AGRIBUSINESS: California Legislators Fight Over Ethanol

Last week California Senator Dianne Feinstein introduced a bill in the Senate that would strip the corn ethanol mandate out of the Renewable Fuel Standard, but leave requirements for next generation biofuels intact.

Now California congressman Scott Peters has introduced a bill extending both the Second Generation Biofuel Producer Credit and the Special Allowance for Second Generation Biofuel Plant Property

The second generation biofuel producer tax credit applies against a producer’s income tax liability, and can range between $0.41 to $1.01 per gallon of biofuel sold or used in the course of business.

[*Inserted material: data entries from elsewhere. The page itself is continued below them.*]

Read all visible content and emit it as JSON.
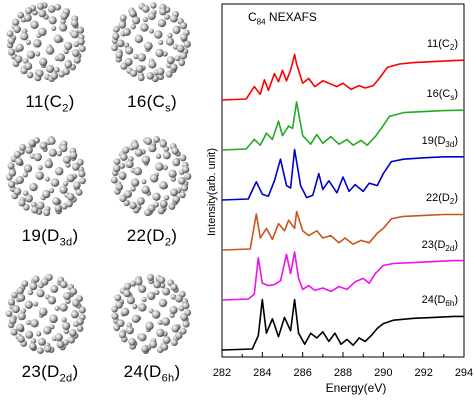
{
  "molecules": [
    {
      "id": "mol-11",
      "num": "11(",
      "sym": "C",
      "sub": "2",
      "close": ")"
    },
    {
      "id": "mol-16",
      "num": "16(",
      "sym": "C",
      "sub": "s",
      "close": ")"
    },
    {
      "id": "mol-19",
      "num": "19(",
      "sym": "D",
      "sub": "3d",
      "close": ")"
    },
    {
      "id": "mol-22",
      "num": "22(",
      "sym": "D",
      "sub": "2",
      "close": ")"
    },
    {
      "id": "mol-23",
      "num": "23(",
      "sym": "D",
      "sub": "2d",
      "close": ")"
    },
    {
      "id": "mol-24",
      "num": "24(",
      "sym": "D",
      "sub": "6h",
      "close": ")"
    }
  ],
  "chart_data": {
    "type": "line",
    "title_main": "C",
    "title_sub": "84",
    "title_rest": " NEXAFS",
    "xlabel": "Energy(eV)",
    "ylabel": "Intensity(arb. unit)",
    "xlim": [
      282,
      294
    ],
    "xticks": [
      282,
      284,
      286,
      288,
      290,
      292,
      294
    ],
    "grid": false,
    "legend": "labels placed at right end of each curve",
    "series": [
      {
        "name_main": "11(C",
        "name_sub": "2",
        "name_close": ")",
        "color": "#ff0000",
        "offset": 5,
        "x": [
          282.0,
          283.2,
          283.6,
          283.9,
          284.1,
          284.3,
          284.6,
          284.8,
          285.0,
          285.2,
          285.4,
          285.6,
          285.7,
          286.0,
          286.3,
          286.6,
          287.0,
          287.3,
          287.7,
          288.0,
          288.4,
          288.8,
          289.1,
          289.5,
          289.8,
          290.2,
          290.8,
          291.5,
          292.5,
          293.5,
          294.0
        ],
        "y": [
          0.0,
          0.02,
          0.28,
          0.12,
          0.42,
          0.2,
          0.55,
          0.38,
          0.62,
          0.4,
          0.62,
          0.95,
          0.75,
          0.35,
          0.45,
          0.28,
          0.4,
          0.35,
          0.28,
          0.35,
          0.22,
          0.3,
          0.25,
          0.3,
          0.45,
          0.68,
          0.75,
          0.78,
          0.8,
          0.82,
          0.83
        ]
      },
      {
        "name_main": "16(C",
        "name_sub": "s",
        "name_close": ")",
        "color": "#22aa22",
        "offset": 4,
        "x": [
          282.0,
          283.2,
          283.6,
          283.9,
          284.2,
          284.5,
          284.8,
          285.0,
          285.3,
          285.5,
          285.7,
          286.0,
          286.4,
          286.7,
          287.0,
          287.4,
          287.8,
          288.2,
          288.5,
          288.9,
          289.2,
          289.6,
          289.9,
          290.3,
          291.0,
          292.0,
          293.0,
          294.0
        ],
        "y": [
          0.0,
          0.02,
          0.22,
          0.1,
          0.35,
          0.22,
          0.6,
          0.3,
          0.5,
          0.45,
          1.0,
          0.3,
          0.12,
          0.32,
          0.14,
          0.28,
          0.12,
          0.22,
          0.1,
          0.2,
          0.1,
          0.28,
          0.45,
          0.7,
          0.78,
          0.8,
          0.82,
          0.83
        ]
      },
      {
        "name_main": "19(D",
        "name_sub": "3d",
        "name_close": ")",
        "color": "#0000cc",
        "offset": 3,
        "x": [
          282.0,
          283.3,
          283.7,
          284.0,
          284.3,
          284.6,
          284.9,
          285.2,
          285.4,
          285.6,
          285.9,
          286.2,
          286.5,
          286.8,
          287.0,
          287.3,
          287.7,
          288.0,
          288.3,
          288.6,
          289.0,
          289.3,
          289.7,
          290.0,
          290.4,
          291.0,
          292.0,
          293.0,
          294.0
        ],
        "y": [
          0.0,
          0.02,
          0.38,
          0.12,
          0.08,
          0.4,
          0.85,
          0.3,
          0.25,
          1.05,
          0.3,
          0.05,
          0.1,
          0.55,
          0.22,
          0.4,
          0.15,
          0.48,
          0.18,
          0.32,
          0.18,
          0.35,
          0.3,
          0.55,
          0.8,
          0.85,
          0.88,
          0.9,
          0.9
        ]
      },
      {
        "name_main": "22(D",
        "name_sub": "2",
        "name_close": ")",
        "color": "#c8551e",
        "offset": 2,
        "x": [
          282.0,
          283.4,
          283.7,
          283.9,
          284.2,
          284.5,
          284.8,
          285.1,
          285.3,
          285.6,
          285.7,
          286.0,
          286.3,
          286.7,
          287.0,
          287.4,
          287.8,
          288.1,
          288.5,
          288.9,
          289.3,
          289.7,
          290.0,
          290.4,
          291.0,
          292.0,
          293.0,
          294.0
        ],
        "y": [
          0.0,
          0.02,
          0.75,
          0.25,
          0.45,
          0.22,
          0.55,
          0.4,
          0.62,
          0.45,
          0.8,
          0.4,
          0.3,
          0.4,
          0.25,
          0.3,
          0.15,
          0.25,
          0.12,
          0.2,
          0.15,
          0.35,
          0.45,
          0.65,
          0.7,
          0.72,
          0.74,
          0.74
        ]
      },
      {
        "name_main": "23(D",
        "name_sub": "2d",
        "name_close": ")",
        "color": "#ee11ee",
        "offset": 1,
        "x": [
          282.0,
          283.3,
          283.6,
          283.8,
          284.0,
          284.3,
          284.6,
          284.9,
          285.2,
          285.4,
          285.6,
          285.8,
          286.0,
          286.3,
          286.6,
          287.0,
          287.4,
          287.8,
          288.2,
          288.6,
          289.0,
          289.3,
          289.6,
          290.0,
          290.5,
          291.5,
          292.5,
          293.5,
          294.0
        ],
        "y": [
          0.0,
          0.02,
          0.12,
          0.88,
          0.35,
          0.3,
          0.32,
          0.4,
          0.95,
          0.55,
          1.0,
          0.45,
          0.22,
          0.3,
          0.2,
          0.25,
          0.18,
          0.28,
          0.22,
          0.38,
          0.45,
          0.35,
          0.55,
          0.72,
          0.76,
          0.78,
          0.8,
          0.82,
          0.82
        ]
      },
      {
        "name_main": "24(D",
        "name_sub": "6h",
        "name_close": ")",
        "color": "#000000",
        "offset": 0,
        "x": [
          282.0,
          283.5,
          283.8,
          284.0,
          284.2,
          284.5,
          284.8,
          285.1,
          285.4,
          285.6,
          285.8,
          286.1,
          286.4,
          286.7,
          287.0,
          287.3,
          287.6,
          287.9,
          288.2,
          288.5,
          288.8,
          289.1,
          289.4,
          289.7,
          290.0,
          290.5,
          291.5,
          292.5,
          293.5,
          294.0
        ],
        "y": [
          0.0,
          0.02,
          0.3,
          1.05,
          0.35,
          0.65,
          0.28,
          0.68,
          0.4,
          1.05,
          0.35,
          0.12,
          0.35,
          0.25,
          0.38,
          0.18,
          0.35,
          0.12,
          0.22,
          0.1,
          0.25,
          0.18,
          0.3,
          0.45,
          0.55,
          0.62,
          0.66,
          0.68,
          0.7,
          0.7
        ]
      }
    ]
  }
}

If a plant produces only second generation biofuels, the Second Generation Biofuel Plant Depreciation Deduction Allowance could make it eligible for an additional tax deduction of up to 50 percent of the plant’s adjusted value, but only in the first year.

Both credits expire on December 31 without Congressional intervention.

Representative Peters and Senator Feinstein both serve the state of California. While corn ethanol may mean less on the West Coast than it does in the Midwest, analysis from Environmental Entrepreneurs suggests California represents fully 18 advanced biofuel companies, compared to Iowa’s ten.

“You’ve got Diane Feinstein who wants to rip the RFS apart.” Iowa Renewable Fuels Association Executive Director Monte Shaw says.  He compares the conflict between California Legislators. “But her collegue Senator Barbara Boxer says ‘No, over my dead chairmanship.'”

Shaw says corn ethanol has made it easier for advanced biofuels, such as cellulosic ethanol, to enter the fuel supply, following consumer adoption of corn-based ethanol.